Martinez-Sanchez had been designated a Consolidated Priority Organization Target or CPOT by the Organized Crime Drug Enforcement Task Force (OCDETF).  In addition to coordinating the distribution of his own organization’s cocaine, Martinez-Sanchez also transported and distributed narcotics for members of other Mexican Drug Cartels, including the Sinaloa Cartel, led by CPOTs Joaquin “El Chapo” Guzman and Ismael “Mayo” Zambada; the Juarez Cartel, led by CPOT Vicente Carillo-Fuentes and the Beltran-Leyva Cartel, led by brothers Arturo, Hector and Alfredo Beltran-Leyva.

During the course of the investigation, law enforcement agents seized approximately 500 kilograms of cocaine from a residence in Deer Park, New York; approximately 2,000 kilograms of cocaine from a warehouse in Brooklyn, New York; approximately 2,000 kilograms of cocaine hidden inside a railroad car in Queens, New York; approximately 1,100 kilograms of cocaine from a warehouse in El Paso, Texas; and approximately 1,900 kilograms of cocaine from a warehouse in Chicago, Illinois.

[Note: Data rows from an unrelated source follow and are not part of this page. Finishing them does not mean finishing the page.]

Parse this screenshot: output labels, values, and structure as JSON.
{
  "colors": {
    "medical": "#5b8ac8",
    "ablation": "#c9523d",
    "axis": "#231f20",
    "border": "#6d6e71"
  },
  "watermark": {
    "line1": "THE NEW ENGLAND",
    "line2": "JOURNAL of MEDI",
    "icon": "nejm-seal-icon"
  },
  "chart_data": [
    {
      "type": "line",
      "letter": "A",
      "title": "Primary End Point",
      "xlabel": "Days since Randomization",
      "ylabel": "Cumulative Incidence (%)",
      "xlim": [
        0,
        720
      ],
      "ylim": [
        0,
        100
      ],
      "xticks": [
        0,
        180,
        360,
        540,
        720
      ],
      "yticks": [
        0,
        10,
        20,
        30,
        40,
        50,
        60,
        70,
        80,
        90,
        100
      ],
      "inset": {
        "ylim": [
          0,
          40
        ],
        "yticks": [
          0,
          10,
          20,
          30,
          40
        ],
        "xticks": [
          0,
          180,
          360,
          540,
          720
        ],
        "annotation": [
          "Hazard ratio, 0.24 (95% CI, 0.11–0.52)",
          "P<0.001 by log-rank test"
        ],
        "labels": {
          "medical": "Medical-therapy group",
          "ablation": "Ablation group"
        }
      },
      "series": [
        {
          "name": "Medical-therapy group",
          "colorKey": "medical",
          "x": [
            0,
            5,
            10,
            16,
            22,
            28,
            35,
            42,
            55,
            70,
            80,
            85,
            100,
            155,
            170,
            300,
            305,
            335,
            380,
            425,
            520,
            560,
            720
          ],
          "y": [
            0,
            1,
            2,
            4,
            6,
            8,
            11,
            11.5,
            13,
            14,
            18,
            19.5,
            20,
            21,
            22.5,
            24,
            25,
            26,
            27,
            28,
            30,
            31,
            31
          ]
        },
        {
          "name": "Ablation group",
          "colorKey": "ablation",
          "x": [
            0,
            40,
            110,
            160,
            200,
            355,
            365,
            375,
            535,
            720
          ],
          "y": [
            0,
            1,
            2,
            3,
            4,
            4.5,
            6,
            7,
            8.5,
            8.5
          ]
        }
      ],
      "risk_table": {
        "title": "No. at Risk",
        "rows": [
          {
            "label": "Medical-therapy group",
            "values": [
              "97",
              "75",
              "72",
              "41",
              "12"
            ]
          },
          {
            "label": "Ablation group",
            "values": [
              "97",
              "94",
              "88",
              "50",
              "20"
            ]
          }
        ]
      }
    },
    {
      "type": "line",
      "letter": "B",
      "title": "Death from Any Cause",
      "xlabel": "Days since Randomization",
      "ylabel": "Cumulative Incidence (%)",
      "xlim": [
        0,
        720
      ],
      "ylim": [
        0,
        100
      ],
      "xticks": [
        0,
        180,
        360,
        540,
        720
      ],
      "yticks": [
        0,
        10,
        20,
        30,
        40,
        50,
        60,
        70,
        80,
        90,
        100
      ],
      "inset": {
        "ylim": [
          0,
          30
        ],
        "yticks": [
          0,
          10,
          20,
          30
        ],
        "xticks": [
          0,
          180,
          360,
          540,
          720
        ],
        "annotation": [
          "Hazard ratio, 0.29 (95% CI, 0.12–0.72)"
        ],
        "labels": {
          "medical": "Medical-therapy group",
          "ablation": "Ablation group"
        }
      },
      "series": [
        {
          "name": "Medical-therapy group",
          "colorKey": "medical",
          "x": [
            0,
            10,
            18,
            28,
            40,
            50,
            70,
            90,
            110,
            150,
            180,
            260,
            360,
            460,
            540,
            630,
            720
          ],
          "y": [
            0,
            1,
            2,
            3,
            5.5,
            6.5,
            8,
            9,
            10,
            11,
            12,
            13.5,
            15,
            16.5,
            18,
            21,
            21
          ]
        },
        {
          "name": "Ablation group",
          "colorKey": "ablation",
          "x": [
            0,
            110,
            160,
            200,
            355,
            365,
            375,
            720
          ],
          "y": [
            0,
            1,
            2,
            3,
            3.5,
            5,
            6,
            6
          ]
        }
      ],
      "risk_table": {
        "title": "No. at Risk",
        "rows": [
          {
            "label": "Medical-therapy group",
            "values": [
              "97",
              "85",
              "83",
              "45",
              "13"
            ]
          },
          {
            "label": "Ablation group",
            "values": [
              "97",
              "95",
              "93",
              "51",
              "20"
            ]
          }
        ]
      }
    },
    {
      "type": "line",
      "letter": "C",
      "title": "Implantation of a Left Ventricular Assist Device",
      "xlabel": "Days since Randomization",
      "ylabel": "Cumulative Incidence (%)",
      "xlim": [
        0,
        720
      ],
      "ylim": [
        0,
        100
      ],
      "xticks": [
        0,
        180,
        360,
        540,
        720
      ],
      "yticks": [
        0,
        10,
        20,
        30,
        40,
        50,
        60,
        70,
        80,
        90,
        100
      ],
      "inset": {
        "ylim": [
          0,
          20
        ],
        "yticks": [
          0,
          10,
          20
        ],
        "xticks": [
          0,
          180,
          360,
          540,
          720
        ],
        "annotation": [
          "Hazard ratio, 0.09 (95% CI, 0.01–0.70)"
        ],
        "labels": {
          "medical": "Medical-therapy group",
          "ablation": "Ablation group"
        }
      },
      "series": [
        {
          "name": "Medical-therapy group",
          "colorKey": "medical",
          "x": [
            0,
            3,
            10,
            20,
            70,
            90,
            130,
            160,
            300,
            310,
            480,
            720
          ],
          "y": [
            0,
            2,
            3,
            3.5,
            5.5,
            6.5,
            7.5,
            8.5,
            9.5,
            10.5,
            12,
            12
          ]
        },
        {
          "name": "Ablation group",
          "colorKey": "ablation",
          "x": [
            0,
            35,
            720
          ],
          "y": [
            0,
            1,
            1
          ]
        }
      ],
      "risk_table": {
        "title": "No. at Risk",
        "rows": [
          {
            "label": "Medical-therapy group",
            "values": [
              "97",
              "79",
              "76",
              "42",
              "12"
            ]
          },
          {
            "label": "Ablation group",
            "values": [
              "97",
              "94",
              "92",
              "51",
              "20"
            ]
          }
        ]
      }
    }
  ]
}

“The charges announced today reflect our ongoing efforts to target and dismantle the largest drug trafficking organizations in the world, whose multi-billion dollar criminal networks funnel drugs onto our streets and spread violence into our communities,” said U.S. Attorney Capers.  “We will continue to work together with our law enforcement partners in Mexico to root out the leaders of these insidious cartels wherever they may be found and bring them to justice.”  Mr. Capers extended his grateful appreciation to the Department of Homeland Security, Homeland Security Investigations (HSI) New York Office, the agency responsible for leading the investigation, and to the invaluable assistance provided by the HSI Mexico Country Office, the Drug Enforcement Administration Task Force, the DEA Mexico Country Office and the Department of Justice’s Office of International Affairs.

“This is yet another example of HSI and its partners relentlessly pursuing and dismantling drug trafficking organizations from top to bottom,” said Glenn Sorge, acting special agent in charge HSI New York.  “This team of agents and prosecutors are committed to stopping the flow of prohibited drugs into the United States, and accomplishing one of HSI’s priorities to ensure public safety.”

The government’s case is being prosecuted by the Office’s International Narcotics and Money Laundering Section.  Assistant United States Attorneys Steven L. Tiscione and Erik D. Paulsen are in charge of the prosecution.